At all events, she met the enthusiastic admiration of Augusta after his departure, the gratified encomiums of her uncle, and the more subdued approbation of her aunt, with the unvarying expression, “He would have murdered my dear father but for Jabez Clegg, and Mr. Clegg is worth a hundred of him.”

Mr. Laurence knew better than to presume on that introduction all at once. From their gardens and greenhouses at Ardwick and Fallowfield, he sent small baskets of early flowers and fruit to Mrs. Ashton, for her daughter, with courteous inquiries; but he allowed several days to elapse before he presented himself in person, and then his call was of the briefest.

He knew he had prejudice to overcome, and worked his way gradually. Meanwhile Augusta progressed favourably; and if Aspinall grew in favour with the family, so did Jabez.

May, sweet-scented month of promise, brought to Jabez Clegg in 1820 his natural and legal heritage—manhood and manhood’s freedom. He was no longer an apprentice bound to a master by the will of others. He had a right to think and act for himself, subject only to the laws of God and of the realm. True, that free agency brought with it a train of responsibilities, but the new man was not the one to overlook or ignore the fact. He had thought long and keenly of the coming change, and all it might involve, months before it came.

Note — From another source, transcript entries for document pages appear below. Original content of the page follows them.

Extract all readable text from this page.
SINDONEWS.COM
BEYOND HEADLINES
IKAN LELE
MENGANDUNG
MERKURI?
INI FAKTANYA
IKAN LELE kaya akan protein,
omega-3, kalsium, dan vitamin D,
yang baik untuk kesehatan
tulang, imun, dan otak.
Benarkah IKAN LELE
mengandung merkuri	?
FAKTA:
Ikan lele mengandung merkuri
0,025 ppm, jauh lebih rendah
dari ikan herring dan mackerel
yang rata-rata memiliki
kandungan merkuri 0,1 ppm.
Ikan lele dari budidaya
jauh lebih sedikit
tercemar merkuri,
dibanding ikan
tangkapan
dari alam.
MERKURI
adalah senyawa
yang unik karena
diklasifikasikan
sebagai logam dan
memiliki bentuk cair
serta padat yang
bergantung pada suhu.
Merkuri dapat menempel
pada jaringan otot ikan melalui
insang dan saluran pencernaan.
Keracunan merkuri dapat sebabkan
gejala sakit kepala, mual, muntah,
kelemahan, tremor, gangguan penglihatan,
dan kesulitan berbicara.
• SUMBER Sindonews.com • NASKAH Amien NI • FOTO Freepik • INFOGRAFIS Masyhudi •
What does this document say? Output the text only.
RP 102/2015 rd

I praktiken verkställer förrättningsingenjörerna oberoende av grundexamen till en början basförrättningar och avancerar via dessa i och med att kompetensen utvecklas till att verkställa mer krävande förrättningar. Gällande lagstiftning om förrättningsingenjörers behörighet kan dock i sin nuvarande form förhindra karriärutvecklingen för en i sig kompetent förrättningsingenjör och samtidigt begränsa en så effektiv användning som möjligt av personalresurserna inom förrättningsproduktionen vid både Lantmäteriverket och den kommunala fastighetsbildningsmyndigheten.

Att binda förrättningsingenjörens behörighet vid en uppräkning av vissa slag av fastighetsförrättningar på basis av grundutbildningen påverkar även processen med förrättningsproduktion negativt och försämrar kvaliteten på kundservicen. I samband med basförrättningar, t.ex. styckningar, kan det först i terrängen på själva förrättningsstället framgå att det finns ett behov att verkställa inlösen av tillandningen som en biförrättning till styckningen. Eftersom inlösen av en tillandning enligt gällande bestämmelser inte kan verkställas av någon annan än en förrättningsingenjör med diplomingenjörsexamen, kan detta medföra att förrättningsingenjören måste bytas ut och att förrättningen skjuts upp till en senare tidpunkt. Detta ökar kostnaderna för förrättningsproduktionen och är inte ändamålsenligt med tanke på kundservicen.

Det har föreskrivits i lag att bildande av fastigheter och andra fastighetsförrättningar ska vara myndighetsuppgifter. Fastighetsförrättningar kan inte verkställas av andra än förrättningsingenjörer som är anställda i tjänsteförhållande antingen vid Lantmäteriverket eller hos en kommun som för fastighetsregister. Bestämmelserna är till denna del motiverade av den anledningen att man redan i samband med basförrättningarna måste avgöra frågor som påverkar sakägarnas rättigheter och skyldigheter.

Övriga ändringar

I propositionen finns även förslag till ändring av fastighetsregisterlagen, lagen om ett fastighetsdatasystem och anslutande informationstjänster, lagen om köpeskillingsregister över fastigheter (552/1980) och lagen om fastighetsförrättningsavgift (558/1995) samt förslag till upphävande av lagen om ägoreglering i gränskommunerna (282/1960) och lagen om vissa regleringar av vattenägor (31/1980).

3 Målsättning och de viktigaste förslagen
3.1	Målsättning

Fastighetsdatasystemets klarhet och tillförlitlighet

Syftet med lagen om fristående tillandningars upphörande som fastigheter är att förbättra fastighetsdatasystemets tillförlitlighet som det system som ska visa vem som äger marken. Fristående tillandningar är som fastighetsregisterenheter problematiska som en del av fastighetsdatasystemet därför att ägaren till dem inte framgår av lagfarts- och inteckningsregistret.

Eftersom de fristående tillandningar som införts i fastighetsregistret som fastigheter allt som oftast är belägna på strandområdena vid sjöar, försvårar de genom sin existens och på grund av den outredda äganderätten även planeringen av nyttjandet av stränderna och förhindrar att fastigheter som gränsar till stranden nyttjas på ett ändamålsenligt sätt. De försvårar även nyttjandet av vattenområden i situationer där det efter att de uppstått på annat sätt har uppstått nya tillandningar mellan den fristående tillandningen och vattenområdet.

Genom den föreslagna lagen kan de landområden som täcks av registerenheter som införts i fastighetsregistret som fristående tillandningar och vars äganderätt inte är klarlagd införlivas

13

His fixed wages as an indoor apprentice, according to indenture, were no great matter; but, supplemented by coin he extracted from his paint-box after business hours, he had found a margin for saving, besides contributing to the humble wants of his early fosterers. The latter duty he had never neglected, but Simon was as sternly just as the lad had been gratefully generous, and, even when poverty bit the hardest, would never accept the whole of his earnings.

“Si thi, Jabez, if thah dunnot keep summat fur thisel’ to put by fur a nest-egg, thah’ll ne’er see the good o’ thi own earnin’s, an’ thah’ll lose heart in toime,” the old tanner had been wont to say, when sturdily limiting the extent to which his foster-son should open his small purse.

So Jabez, leading a steady, industrious life, spending little on personal gratification, save what he invested in books, had quite a little store laid by—the result of very small savings—against the time when he might have to shift for himself. Two things had troubled him—the possibility of having to find a situation elsewhere, Mr. Ashton having said no word of retaining him, though, on the contrary, he had said nothing of his removal; and the necessity for quitting the house which had been to him a home so long that even the grumbling cook and the affectionate dog had welded themselves into his daily life, how much more the kind master and mistress, and that beatific vision, their beautiful, bewitching daughter, who had held him in vassalage from the very day of his apprenticeship, and tyrannised over him as only a wayward, spoiled beauty—child or woman—could.

The bright morning of the fifth of May set this at rest. He was called into the inner counting-house, and passed the high stools of inquisitive-eyed, quill-driving clerks with a palpitating heart, conscious how much depended on the issue of that interview.

As he opened the curtained glass door, to his surprise he found himself confronted by not only Mr. Ashton, but Mr. Chadwick, and Simon Clegg, who had been brought from Whaley-Bridge for the occasion.

Business men, as a rule, are not demonstrative over business, and after the first salutations and surprised greetings, the congratulations of the day were soon said, and the stereotyped “And now to business” put sentiment to flight. And yet not entirely so, as will be seen.